Monday, July 4, 2011

The Death of General Lackey.

John Lackey hates America. That is the only plausible explanation that I can come up with for that performance. My father, who was very much a product of the 1950s, was awfully fond of accusing people of being un-American, if they didn't agree with him or did something stupid; it was his go-to insult, which I found hilarious. But today, for probably the first time ever, I say to John Lackey (in my father's voice): What are you? Un-American?

I really thought that simplistic, yay-rah-rah, America=Awesome patriotism would work for John Lackey. And now I'm just sad that they lost to the British (and undoubtedly, I would never have thought of it that way because who thinks of Canadians as British?) on the Fourth of July. It's tragic really.

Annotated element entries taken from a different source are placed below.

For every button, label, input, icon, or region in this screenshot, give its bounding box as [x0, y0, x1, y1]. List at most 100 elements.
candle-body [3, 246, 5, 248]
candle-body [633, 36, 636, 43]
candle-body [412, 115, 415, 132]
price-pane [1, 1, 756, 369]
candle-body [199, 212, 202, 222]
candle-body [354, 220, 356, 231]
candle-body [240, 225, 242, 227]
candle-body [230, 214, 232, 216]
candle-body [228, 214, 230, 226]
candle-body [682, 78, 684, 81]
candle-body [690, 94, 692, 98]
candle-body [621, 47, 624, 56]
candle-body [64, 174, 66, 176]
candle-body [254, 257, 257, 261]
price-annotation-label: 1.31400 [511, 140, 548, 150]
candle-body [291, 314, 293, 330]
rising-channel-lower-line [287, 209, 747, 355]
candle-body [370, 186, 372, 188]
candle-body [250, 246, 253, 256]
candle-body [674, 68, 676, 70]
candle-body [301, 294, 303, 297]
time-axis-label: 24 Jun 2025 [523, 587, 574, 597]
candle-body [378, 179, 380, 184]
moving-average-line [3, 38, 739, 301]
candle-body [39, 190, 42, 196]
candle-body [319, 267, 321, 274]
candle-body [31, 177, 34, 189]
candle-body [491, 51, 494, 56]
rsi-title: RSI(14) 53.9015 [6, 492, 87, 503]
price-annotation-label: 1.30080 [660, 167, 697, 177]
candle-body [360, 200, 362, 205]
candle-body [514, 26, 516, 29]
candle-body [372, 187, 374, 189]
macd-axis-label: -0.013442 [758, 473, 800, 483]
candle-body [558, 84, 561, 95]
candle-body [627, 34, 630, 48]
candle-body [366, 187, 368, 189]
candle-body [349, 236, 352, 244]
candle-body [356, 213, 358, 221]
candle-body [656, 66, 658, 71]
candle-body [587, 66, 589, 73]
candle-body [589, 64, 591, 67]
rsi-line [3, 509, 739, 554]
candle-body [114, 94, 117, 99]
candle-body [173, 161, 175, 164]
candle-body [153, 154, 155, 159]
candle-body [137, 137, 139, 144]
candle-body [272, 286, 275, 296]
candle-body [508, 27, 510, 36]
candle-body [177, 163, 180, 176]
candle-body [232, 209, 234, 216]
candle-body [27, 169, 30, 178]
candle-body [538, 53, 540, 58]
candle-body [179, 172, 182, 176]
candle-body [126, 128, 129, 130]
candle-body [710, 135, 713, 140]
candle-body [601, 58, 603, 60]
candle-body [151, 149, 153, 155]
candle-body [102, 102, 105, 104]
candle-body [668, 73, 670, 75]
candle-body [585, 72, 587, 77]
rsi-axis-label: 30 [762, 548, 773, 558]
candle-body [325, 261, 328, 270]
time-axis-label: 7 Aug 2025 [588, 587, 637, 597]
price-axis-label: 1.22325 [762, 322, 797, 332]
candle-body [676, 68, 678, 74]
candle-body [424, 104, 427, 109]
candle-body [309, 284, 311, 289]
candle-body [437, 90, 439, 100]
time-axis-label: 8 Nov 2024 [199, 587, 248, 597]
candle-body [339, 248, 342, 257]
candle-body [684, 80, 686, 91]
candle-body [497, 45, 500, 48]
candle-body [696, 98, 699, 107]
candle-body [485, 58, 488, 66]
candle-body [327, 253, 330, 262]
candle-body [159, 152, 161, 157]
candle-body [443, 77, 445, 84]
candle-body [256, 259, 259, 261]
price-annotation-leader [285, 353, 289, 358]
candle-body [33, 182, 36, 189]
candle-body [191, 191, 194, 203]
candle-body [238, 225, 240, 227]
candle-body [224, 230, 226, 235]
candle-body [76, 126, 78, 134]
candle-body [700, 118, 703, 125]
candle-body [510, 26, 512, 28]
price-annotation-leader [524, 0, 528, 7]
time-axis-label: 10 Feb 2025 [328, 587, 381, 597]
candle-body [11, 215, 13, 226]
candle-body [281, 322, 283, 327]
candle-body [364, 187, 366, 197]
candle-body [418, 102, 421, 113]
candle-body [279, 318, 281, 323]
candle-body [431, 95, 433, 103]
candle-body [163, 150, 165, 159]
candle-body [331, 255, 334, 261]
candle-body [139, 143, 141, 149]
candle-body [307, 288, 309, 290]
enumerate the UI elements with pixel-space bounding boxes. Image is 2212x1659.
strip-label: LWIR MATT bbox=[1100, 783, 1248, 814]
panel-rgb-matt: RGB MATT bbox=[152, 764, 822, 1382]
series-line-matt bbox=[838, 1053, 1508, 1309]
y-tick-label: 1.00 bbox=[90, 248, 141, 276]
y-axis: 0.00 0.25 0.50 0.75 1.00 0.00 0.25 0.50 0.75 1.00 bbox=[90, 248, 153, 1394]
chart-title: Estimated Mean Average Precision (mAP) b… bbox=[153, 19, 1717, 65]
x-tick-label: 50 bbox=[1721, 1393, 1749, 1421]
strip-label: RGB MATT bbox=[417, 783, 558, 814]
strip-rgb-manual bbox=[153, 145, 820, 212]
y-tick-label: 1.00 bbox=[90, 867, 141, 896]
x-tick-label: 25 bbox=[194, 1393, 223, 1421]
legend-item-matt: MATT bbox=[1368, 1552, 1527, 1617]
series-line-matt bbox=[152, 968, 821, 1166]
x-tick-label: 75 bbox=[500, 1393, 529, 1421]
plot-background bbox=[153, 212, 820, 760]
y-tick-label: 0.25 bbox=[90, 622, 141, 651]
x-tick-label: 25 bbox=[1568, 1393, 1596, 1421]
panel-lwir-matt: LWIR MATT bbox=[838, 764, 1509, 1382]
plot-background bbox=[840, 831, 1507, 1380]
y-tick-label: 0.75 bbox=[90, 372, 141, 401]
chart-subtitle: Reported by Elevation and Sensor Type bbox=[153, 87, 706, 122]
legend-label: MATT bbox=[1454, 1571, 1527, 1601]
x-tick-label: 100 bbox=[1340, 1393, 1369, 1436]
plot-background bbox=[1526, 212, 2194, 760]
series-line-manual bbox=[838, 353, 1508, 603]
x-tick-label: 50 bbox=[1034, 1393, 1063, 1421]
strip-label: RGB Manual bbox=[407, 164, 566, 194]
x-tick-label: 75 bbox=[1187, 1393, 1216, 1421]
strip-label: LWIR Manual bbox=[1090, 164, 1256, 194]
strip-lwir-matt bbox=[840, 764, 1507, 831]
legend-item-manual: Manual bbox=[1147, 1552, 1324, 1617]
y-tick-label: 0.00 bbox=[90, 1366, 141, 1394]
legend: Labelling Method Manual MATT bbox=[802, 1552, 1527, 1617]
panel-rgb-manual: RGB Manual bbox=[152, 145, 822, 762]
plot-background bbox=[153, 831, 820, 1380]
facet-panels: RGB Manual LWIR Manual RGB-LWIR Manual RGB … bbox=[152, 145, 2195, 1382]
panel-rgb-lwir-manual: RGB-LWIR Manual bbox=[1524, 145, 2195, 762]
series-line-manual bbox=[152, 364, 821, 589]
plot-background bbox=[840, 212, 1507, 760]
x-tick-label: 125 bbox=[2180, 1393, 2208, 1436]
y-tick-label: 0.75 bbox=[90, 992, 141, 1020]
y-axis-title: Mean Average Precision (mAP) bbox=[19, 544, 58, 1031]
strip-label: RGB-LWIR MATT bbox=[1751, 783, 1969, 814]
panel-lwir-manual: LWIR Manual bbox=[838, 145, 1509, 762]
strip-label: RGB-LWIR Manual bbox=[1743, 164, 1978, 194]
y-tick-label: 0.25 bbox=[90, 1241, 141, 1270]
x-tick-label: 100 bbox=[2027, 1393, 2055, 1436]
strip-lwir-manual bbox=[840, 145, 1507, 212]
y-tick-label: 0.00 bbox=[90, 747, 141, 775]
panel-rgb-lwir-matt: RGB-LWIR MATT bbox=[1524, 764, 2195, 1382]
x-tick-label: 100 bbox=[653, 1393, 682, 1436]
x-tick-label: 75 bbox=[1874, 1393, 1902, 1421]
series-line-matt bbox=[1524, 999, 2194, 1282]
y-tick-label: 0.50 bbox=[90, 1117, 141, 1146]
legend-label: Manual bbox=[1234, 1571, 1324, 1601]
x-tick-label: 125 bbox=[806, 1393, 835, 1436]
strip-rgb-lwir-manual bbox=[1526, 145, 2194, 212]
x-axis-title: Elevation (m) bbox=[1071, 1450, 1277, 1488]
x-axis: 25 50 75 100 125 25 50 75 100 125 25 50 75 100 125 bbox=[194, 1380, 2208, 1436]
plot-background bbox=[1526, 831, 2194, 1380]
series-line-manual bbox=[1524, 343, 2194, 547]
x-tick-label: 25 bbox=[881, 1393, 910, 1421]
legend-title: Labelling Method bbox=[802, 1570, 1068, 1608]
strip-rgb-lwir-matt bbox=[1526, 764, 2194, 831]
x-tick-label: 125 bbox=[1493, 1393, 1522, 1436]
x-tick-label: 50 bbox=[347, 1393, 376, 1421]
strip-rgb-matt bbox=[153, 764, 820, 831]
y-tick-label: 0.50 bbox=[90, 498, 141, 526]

But, like at Bunker Hill (I'm sure I'll get off the Revolutionary War kick eventually), the Bostonians ran out of ammunition and couldn't hold off the British charge. And like General Warren, the British left Lackey beaten and mutilated and tossed in a mass grave. Perhaps they can refortify themselves and expel the British tomorrow because that would be nifty.

For Freedom!


Alright John Lackey. Listen up, buddy.

I'm not normally a flag-waving, chest thumping, jingoist but there would be something terribly wrong about losing to the British (Canada can pretend that it's an independent country all that it wants, as subjects of the crown they're British) on today of all days. So keep your act together: throw strikes but not meatballs; get ground ball outs. And if you won't do it for yourself or for your team, then do it for America, do it for the French, do it for Sam Adams, John Hancock, and Paul Revere, do it for self-government, do it for "all men are created equal" or "life, liberty, and the pursuit of happiness", do it for the Quebecois still under mother England's thumb, do it for freedom.

Sunday, July 3, 2011

Congrats.


Congratulations to David and Adrian, Josh and Jacoby on their all-star selection. I would have preferred that none of them had gone to the game but, sadly, I'm not in charge of the whole thing.

PiPhobia

Apparently, what this team needs more than anything is to not play teams with names that start with the letter P. They couldn't beat the Padres, they couldn't beat the Pirates, and they couldn't beat the Phillies; but give them the Astros and they go to town. If word comes overnight that Toronto has changed their name to the Plue Jays, then there could be serious trouble tomorrow.